Importing data

You can import data into an entity table from a spreadsheet or from a datasource.

To import data, an entity table and a corresponding Elasticsearch index must exist. To create them in advance, follow the steps in Creating entity tables.

This section describes the process for adding data to an existing entity table.

Adding data to an existing entity table

Example

An analyst receives a file that contains the latest data about investments in companies of interest.

There is already an entity table in the system about investments, so they don’t need to create a new entity table - they need only to add data to the existing one.

In the Data model app, the analyst can select Add data and can import the new file.

Before you begin

Your system must be configured for security to allow the importing of data. For more information, see Configuring security for data imports.

If you are planning to import data into Siren Investigation from logs, see Importing data by using Logstash.

Importing data from a spreadsheet

Importing Excel files that are larger than 20MB can affect the system’s performance. We recommend using CSV files for importing large amounts of data.

You can import data from common spreadsheet file formats, such as .csv, .tsv, .xls, or .xlsx.

In the Data model app, click Add/Create (the plus symbol).
Click Add data.
Click From a CSV file.
Select a file from your system or drag and drop it into the screen. If you are uploading an Excel file, you can select the sheet that you want to import.
(Optional) Configure the following options:
- Apply header as field names: If selected, the first row of the file will be used to define the field names.
- Specify a custom delimiter: In cases where commas are not the delimiter in the uploaded file, you can specify another type. Enter the delimiter character in this field, for example a vertical bar (|) or a colon (:).
- Specify the columns to exclude: Specify the columns that you do not want to include in the import.
Click Next.
On the Transform data screen, select the target table from the dropdown menu.

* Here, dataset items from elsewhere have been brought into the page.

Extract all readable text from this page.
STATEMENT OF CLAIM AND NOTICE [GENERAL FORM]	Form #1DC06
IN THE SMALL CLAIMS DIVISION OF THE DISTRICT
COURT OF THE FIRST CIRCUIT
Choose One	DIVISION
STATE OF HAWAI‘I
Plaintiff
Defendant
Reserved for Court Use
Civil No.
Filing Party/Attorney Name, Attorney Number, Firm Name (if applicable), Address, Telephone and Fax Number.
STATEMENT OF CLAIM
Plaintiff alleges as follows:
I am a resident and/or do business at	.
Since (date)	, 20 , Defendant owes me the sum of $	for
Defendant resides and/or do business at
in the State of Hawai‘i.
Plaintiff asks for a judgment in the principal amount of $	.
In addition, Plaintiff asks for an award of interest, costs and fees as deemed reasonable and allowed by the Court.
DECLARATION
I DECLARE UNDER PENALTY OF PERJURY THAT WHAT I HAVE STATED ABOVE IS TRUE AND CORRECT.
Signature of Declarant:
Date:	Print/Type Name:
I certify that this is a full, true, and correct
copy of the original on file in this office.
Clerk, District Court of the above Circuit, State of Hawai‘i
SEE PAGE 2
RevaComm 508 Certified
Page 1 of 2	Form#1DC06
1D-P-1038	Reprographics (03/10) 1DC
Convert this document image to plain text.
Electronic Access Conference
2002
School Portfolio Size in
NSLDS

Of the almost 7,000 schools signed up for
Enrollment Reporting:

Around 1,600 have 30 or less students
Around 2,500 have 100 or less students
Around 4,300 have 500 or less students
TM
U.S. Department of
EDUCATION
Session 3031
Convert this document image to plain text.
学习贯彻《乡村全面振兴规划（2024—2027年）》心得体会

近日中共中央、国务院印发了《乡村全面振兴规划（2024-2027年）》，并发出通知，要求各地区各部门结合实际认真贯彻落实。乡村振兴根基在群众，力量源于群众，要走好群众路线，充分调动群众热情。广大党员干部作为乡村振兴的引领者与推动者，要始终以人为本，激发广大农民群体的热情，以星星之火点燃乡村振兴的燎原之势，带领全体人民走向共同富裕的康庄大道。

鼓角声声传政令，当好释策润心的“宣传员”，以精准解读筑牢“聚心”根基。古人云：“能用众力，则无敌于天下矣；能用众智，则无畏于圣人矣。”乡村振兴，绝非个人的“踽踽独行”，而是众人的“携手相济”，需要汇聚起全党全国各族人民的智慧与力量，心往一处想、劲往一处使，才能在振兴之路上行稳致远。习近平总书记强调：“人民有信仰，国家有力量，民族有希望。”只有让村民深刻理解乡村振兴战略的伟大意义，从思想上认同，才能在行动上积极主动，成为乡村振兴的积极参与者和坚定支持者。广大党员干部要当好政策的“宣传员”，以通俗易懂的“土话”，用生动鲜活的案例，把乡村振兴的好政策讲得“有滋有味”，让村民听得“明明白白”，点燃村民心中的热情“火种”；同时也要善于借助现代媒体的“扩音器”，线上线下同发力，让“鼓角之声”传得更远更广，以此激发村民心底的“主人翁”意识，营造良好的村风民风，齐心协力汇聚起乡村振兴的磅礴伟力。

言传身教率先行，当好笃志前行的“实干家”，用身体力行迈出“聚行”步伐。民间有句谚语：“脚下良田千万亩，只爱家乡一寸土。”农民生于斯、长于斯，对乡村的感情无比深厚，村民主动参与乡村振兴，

If you decide that you need to create a new entity table for this data, click Create a new table and select Add fields from spreadsheet.
(Optional) Use field scripts to transform field data and click Test transformer.
Click Transform data and Start loading.

Quick import from a spreadsheet

This option imports data and creates an entity table simultaneously.

Click Quick import from a spreadsheet.
Select a file from your system or drag and drop it into the screen.
(Optional) Configure the following options:
- Apply header as field names: If selected, the first row of the file will be used to define the field names.
- Specify a custom delimiter: In cases where commas are not the delimiter in the uploaded file, you can specify another type. Enter the delimiter character in this field, for example a vertical bar (|) or a colon (:).
- Specify the columns to exclude: Specify the columns that you do not want to include in the import.
Click Add fields.
Specify a name for the entity table.
Define the types of data in each field. For more information, see Mapping data in fields.
(Optional) Define an advanced mapping for fields if required.
Continue the import process by selecting one of the following options:
- Create structure only: Creates an index with the defined mapping, but no records will be imported.
- Next: Creates an index with the defined mapping and moves on to the transform stage of the import process.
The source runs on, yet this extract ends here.